Breaking news : c’est possible d’aimer la littérature engagée et les tutos beauté

Je pensais que l’étiquette « superficialité » collée sur les filles qui se maquillent était de plus en plus dépassée. Même chose pour l’image stéréotypée des féministes face à la beauté.

Mais depuis quelque temps, dans la rue, à la télé ou même dans mon entourage, j’entends des remarques qui me dérangent un peu sur les filles maquillées et sur le maquillage en général. Des petits commentaires du genre :

 « Je préfère les filles au naturel car le maquillage c’est dégueu. »

« Tu n’as pas besoin de ça. »

« Moi personnellement je me prends pas la tête avec ces conneries. »

« Mais pourquoi tu te maquilles ? »

Le jugement sur le maquillage n’a pas de sexe, il vient aussi bien d’une femme que d’un homme, et il n’a pas d’âge non plus (je pense que ça va être sympa cette époque future où tout le monde pourra faire ce qu’il veut de son apparence sans être passé•e au crible, j’ai vraiment très hâte d’y être).

Oui j’ai fait des études de lettres et je peux passer des heures à regarder des tutos beauté

Quelqu’un de mon entourage m’a déjà fait deux remarques sur le fait que je regarde des vidéos beauté sur YouTube à mes heures (pas) perdues.

La première remarque, très sympa :

« Dire que tu regardes ça alors que t’as fait des études de lettres… »

La deuxième remarque, tout aussi mignonne :

« Tu regardes ces conneries et tu dis que t’es féministe après… »

Pour être honnête, au lieu de dire que je suis féministe, je préférerais dire que je suis « humaniste ».

Mais dans un monde où des hommes qui sont de vrais ennemis des femmes (et d’une bonne partie de l’humanité en général) sont élus à la tête de pays puissants, le mot féministe ne me fait pas peur, au contraire.

Tout ça pour dire qu’après avoir contrôlé mon regard noir, inspiré et expiré très fort, j’ai expliqué à la personne de mon entourage que justement, je suis pleinement au courant de ce que je fais.

À lire aussi : Je suis féministe, mais… c’est pas toujours évident

Pour moi, être féministe c’est être consciente de ses droits et de ses libertés en tant qu’individu, et ça s’applique à tous les domaines.

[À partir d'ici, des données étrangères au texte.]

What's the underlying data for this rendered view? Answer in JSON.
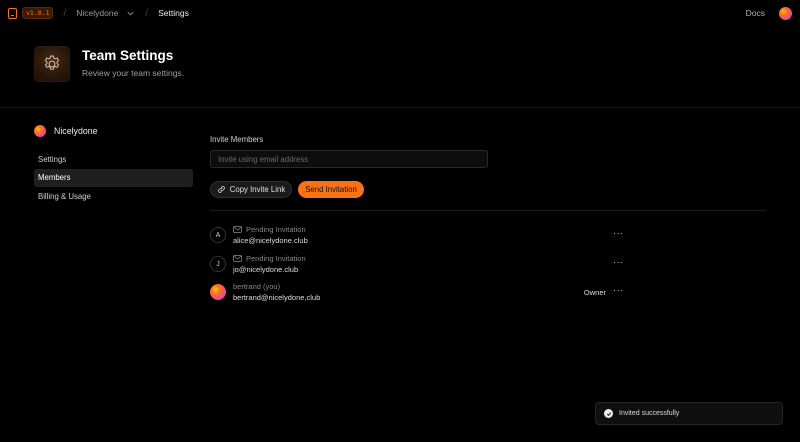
{
  "nav": {
    "version": "v1.0.1",
    "team_crumb": "Nicelydone",
    "current_crumb": "Settings",
    "docs_label": "Docs"
  },
  "header": {
    "title": "Team Settings",
    "subtitle": "Review your team settings."
  },
  "sidebar": {
    "team_name": "Nicelydone",
    "items": [
      {
        "label": "Settings",
        "active": false
      },
      {
        "label": "Members",
        "active": true
      },
      {
        "label": "Billing & Usage",
        "active": false
      }
    ]
  },
  "invite": {
    "label": "Invite Members",
    "placeholder": "Invite using email address",
    "value": "",
    "copy_label": "Copy Invite Link",
    "send_label": "Send Invitation"
  },
  "members": [
    {
      "initial": "A",
      "status": "Pending Invitation",
      "email": "alice@nicelydone.club",
      "role": "",
      "menu": "···"
    },
    {
      "initial": "J",
      "status": "Pending Invitation",
      "email": "jo@nicelydone.club",
      "role": "",
      "menu": "···"
    },
    {
      "initial": "",
      "status": "bertrand (you)",
      "email": "bertrand@nicelydone.club",
      "role": "Owner",
      "menu": "···"
    }
  ],
  "toast": {
    "message": "Invited successfully"
  },
  "colors": {
    "accent": "#f97316",
    "background": "#000000"
  },
  "icons": {
    "settings": "gear-icon",
    "copy": "link-icon",
    "pending": "mail-icon",
    "menu": "more-horizontal-icon",
    "success": "check-circle-icon"
  }
}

Je suis libre de ne pas porter de maquillage, de ne pas me coiffer, de ne pas porter de talons, de jupes, de décolletés. Mais je suis également libre de le faire si j’en ai envie.

Ce qui me pousse à me mettre du rouge sur les lèvres est sûrement différent de ce qui poussait les femmes à s’appliquer des insectes écrasés sur leurs bouches au Moyen Âge.

Personne ne me dicte mes codes de beauté, je fais ce que je veux et ce qui me plaît. Alors oui, je m’inspire, je regarde ce qu’il se passe autour de moi pour décider de ce que j’aime ou non, sans forcément suivre les tendances.

C’est vrai aussi que j’adore lire, que j’ai étudié la littérature et que j’ai particulièrement aimé les auteures féministes.

L’une de ces passions n’empêche pas l’autre, je ne vois pas en quoi elles sont paradoxales.

À mes yeux, ce sont des intérêts compatibles. Au-delà de mon exemple personnel de la littérature, de façon générale, je trouve ça abusé de justifier que l’on peut être instruite et être consciente des enjeux de notre société, tout en adorant les cosmétiques.

Se maquiller, c’est prendre le contrôle

Si à une époque j’ai pu ressentir une certaine pression sociale qui me poussait à porter du maquillage, aujourd’hui j’ai la sensation inverse.

Avant, j’avais l’impression que ne pas porter de maquillage montrait aux autres que je me laissais aller.

Aujourd’hui, quand j’en mets, j’ai parfois l’impression que les autres me considèrent comme artificielle et ça me désole.

J’assume le fait de porter du maquillage, de prendre plaisir à le choisir et à l’appliquer, ainsi qu’à me renseigner sur les nouveautés.

Je ne « subis » pas le maquillage, dans le sens où je ne me sens pas obligée d’en mettre pour cacher une imperfection qui me met mal à l’aise au quotidien, comme l’acné notamment.

Je peux comprendre que ça stresse les filles qui en ont ou qui en gardent des cicatrices, et je suis contente que l’utilisation du maquillage les rendent plus confiantes avec leur image au quotidien.

Je bénis souvent l’inventeur du correcteur de teint quand j’ai un gros bouton que j’ai envie de cacher.

Libre à moi de vouloir le camoufler ou pas, selon mon degré de confort avec mon apparence et selon mon degré de flemme (je suis aussi pour la libération des boutons à l’air libre et je m’en bats les ovaires des remarques).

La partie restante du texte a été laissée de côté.